US Becomes First Country To Record 100,000 COVID-19 Deaths
The United States of America has become the first country to record 100,000 deaths from the novel coronavirus (COVID-19).
The US achieved the grim record on Wednesday as its death toll stands at 100,276, according to Johns Hopkins University, which has been tracking the pandemic.
The North American country has recorded more fatalities than any other country, while its 1.69 million confirmed infections account for about 30 per cent of the world’s total number of confirmed cases.
The first US infection was reported in Washington state on 21 January.
But on a per capita basis the US ranks ninth in its mortality rate behind the likes of Belgium, the United Kingdom, France and Ireland, according to the university.
During the peak of the crisis in the country, the daily death toll, especially in the state of New York, was in the hundreds.
A total of 21,000 persons were said to have died in New York alone, as hospitals were overwhelmed and makeshift morgues were built outside health facilities.
However, some hard-hit states are seeing a drop in death rates.
US President, Donald Trump, has insisted that without his administration’s actions the death toll would be 25 times higher, though critics have accused him of a slow response.

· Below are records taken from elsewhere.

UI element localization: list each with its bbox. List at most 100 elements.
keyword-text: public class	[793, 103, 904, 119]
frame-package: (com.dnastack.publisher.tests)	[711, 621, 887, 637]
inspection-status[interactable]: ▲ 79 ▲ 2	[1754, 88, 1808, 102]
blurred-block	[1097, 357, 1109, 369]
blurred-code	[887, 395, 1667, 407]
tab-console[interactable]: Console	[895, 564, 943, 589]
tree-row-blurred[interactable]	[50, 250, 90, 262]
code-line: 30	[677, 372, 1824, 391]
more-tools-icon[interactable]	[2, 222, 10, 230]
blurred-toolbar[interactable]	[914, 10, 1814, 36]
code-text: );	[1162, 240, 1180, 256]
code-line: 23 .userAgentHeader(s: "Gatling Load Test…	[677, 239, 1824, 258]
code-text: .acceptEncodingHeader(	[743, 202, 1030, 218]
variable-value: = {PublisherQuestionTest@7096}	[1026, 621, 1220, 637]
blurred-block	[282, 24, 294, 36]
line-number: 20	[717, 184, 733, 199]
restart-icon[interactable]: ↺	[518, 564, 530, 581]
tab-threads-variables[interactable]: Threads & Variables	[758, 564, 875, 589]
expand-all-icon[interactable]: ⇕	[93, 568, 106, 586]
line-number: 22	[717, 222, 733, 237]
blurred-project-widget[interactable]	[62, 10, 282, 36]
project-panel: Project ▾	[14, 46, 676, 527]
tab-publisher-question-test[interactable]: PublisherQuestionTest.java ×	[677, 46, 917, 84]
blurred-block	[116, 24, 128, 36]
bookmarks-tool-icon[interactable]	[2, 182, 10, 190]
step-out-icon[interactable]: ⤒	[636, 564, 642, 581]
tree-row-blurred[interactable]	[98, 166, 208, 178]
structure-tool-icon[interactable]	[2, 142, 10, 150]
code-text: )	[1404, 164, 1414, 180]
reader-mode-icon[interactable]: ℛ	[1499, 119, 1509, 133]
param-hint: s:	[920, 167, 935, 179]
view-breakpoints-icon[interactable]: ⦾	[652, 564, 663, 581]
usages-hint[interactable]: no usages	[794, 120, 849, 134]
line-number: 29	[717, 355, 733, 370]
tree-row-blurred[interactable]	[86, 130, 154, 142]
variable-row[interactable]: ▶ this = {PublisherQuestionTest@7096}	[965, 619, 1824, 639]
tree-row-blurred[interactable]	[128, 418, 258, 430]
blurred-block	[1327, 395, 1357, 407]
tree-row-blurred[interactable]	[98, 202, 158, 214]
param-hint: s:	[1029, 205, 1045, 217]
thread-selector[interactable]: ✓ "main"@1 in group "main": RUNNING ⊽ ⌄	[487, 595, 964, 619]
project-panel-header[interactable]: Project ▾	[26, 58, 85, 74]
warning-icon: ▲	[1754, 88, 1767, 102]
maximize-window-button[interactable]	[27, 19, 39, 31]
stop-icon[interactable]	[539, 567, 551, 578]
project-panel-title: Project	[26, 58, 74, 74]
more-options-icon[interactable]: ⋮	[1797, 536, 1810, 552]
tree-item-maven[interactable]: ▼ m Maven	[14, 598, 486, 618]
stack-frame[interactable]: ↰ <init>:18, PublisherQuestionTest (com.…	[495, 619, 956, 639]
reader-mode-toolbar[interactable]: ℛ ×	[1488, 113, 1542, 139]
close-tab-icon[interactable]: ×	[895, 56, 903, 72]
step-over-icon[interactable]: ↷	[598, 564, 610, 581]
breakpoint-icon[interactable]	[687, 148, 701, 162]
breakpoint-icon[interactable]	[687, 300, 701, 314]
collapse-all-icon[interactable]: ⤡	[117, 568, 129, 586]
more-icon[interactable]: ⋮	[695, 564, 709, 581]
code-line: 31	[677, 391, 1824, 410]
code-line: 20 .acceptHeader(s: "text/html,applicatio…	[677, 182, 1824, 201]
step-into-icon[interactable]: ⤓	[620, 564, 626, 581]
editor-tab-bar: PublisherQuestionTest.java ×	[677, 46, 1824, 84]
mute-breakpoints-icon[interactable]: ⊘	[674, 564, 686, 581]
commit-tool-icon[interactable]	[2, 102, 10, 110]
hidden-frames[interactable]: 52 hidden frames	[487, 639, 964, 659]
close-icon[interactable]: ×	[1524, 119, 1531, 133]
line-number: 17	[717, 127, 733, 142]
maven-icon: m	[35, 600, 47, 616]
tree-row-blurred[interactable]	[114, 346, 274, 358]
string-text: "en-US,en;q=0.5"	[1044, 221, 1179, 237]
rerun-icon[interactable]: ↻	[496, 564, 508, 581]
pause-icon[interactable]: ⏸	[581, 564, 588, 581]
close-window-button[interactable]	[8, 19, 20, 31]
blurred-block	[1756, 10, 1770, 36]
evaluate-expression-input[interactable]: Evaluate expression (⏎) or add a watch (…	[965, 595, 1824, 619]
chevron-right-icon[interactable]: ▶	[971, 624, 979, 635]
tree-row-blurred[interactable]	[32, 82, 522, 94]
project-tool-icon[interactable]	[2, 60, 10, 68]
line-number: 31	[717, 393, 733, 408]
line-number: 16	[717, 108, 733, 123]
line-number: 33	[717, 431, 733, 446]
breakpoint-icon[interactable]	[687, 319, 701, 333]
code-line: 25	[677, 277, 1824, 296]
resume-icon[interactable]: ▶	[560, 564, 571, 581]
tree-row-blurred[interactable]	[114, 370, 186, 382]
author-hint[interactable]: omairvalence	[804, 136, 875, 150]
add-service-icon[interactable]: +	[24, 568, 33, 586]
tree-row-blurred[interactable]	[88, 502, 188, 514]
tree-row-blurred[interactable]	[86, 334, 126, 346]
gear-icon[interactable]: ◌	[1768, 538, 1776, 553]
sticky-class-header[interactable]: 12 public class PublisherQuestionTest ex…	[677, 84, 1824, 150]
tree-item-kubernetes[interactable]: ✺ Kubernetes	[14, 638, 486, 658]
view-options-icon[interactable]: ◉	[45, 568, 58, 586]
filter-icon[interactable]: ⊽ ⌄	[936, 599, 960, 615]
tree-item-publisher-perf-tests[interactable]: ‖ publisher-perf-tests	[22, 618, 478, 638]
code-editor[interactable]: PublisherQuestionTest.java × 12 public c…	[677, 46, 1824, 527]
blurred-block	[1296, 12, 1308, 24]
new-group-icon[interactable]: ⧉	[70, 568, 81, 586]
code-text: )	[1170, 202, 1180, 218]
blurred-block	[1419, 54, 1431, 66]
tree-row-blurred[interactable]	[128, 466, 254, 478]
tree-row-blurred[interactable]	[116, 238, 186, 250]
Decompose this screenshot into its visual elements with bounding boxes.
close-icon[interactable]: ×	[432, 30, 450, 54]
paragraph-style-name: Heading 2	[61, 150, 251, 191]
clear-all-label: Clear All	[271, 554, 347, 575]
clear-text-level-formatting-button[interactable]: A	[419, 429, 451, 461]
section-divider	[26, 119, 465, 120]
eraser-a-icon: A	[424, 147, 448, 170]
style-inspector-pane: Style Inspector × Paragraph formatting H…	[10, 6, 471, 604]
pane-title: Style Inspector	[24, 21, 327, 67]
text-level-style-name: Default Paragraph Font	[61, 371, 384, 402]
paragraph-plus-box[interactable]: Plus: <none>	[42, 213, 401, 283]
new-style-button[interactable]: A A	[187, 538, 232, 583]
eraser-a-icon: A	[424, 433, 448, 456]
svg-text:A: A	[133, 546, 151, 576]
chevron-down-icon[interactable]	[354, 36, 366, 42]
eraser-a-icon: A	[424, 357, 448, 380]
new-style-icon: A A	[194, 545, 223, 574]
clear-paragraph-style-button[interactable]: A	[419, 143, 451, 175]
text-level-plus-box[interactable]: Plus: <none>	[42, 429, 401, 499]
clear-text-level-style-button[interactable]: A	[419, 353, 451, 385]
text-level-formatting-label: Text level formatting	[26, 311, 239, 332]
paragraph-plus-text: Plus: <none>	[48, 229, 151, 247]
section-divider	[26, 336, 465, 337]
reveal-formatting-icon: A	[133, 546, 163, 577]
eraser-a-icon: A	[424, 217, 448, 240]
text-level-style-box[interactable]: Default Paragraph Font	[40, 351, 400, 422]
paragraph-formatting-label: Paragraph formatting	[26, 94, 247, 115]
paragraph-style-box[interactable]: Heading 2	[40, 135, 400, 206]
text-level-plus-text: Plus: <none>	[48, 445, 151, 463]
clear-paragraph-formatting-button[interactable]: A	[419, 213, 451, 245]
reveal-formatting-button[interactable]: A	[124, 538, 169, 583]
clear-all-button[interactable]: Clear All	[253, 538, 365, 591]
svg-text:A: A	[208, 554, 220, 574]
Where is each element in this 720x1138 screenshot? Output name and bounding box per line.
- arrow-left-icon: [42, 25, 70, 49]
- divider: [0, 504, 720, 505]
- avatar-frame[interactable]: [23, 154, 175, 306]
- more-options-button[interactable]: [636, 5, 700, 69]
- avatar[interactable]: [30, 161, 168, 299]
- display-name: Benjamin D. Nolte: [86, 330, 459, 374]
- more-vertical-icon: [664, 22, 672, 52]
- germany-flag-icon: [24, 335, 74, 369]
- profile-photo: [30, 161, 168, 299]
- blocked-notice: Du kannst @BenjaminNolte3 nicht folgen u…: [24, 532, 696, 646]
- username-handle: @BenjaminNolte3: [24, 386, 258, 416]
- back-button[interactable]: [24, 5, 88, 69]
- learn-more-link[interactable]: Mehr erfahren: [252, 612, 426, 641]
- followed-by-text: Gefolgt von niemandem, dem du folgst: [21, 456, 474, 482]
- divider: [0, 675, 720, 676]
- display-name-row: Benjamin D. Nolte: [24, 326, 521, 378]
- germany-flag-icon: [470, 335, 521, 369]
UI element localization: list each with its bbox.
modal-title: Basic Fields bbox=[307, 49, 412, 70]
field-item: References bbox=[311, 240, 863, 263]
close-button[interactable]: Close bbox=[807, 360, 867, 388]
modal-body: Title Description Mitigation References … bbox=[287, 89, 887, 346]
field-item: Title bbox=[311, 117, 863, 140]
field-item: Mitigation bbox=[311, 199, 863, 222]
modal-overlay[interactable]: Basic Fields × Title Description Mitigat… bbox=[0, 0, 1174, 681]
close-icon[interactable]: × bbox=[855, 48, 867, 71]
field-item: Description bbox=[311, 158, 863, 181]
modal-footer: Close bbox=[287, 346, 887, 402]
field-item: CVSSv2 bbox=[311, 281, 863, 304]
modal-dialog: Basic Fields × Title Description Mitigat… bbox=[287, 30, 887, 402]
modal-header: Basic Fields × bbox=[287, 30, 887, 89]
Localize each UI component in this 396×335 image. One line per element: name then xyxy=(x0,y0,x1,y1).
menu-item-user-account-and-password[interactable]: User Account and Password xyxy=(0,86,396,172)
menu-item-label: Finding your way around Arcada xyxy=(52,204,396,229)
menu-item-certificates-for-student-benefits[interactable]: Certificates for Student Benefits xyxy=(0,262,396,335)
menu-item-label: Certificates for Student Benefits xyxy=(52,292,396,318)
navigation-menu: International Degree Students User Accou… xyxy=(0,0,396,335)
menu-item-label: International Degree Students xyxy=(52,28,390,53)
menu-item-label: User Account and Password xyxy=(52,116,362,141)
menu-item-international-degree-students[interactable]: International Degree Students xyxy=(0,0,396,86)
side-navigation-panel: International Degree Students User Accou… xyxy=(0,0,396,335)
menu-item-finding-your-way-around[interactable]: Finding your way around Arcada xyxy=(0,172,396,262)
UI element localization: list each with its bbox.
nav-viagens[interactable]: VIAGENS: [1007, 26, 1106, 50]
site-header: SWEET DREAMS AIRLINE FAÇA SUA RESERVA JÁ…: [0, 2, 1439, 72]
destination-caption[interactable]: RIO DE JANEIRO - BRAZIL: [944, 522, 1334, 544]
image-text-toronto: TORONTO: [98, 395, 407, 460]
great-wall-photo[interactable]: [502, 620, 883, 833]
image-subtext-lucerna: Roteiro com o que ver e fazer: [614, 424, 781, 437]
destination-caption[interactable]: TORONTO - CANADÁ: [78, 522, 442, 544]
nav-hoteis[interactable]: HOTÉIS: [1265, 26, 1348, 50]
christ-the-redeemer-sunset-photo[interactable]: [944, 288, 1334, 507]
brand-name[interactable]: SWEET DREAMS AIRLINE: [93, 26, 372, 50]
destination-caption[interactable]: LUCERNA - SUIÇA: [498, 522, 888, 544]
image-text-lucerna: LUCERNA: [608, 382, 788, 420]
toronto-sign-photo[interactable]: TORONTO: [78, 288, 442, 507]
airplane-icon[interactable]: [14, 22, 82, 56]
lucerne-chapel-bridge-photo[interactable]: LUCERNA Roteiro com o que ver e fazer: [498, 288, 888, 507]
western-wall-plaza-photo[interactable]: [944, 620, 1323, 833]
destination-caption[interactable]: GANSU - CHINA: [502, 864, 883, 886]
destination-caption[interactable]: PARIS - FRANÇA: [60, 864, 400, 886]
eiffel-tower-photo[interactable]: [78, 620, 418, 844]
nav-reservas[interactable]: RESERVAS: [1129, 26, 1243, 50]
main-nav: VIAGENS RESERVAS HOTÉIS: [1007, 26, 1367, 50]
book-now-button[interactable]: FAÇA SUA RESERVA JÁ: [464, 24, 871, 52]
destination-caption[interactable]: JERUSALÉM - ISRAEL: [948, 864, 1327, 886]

State governors have also been blamed for failing to grasp early enough the lethal threat that the virus posed to nursing homes.
President Trump also argued this month it was “a badge of honour” that the US had the world’s highest number of confirmed infections “because it means our testing is much better”.
A study from Columbia University in New York suggested about 36,000 fewer people would have died if the US had acted sooner.
Joe Biden, President Trump’s likely Democratic opponent in November’s US presidential election issued a message directly to grieving families on Wednesday.
“To those hurting, I’m so sorry for your loss,” the former vice-president said via tweet. “The nation grieves with you.”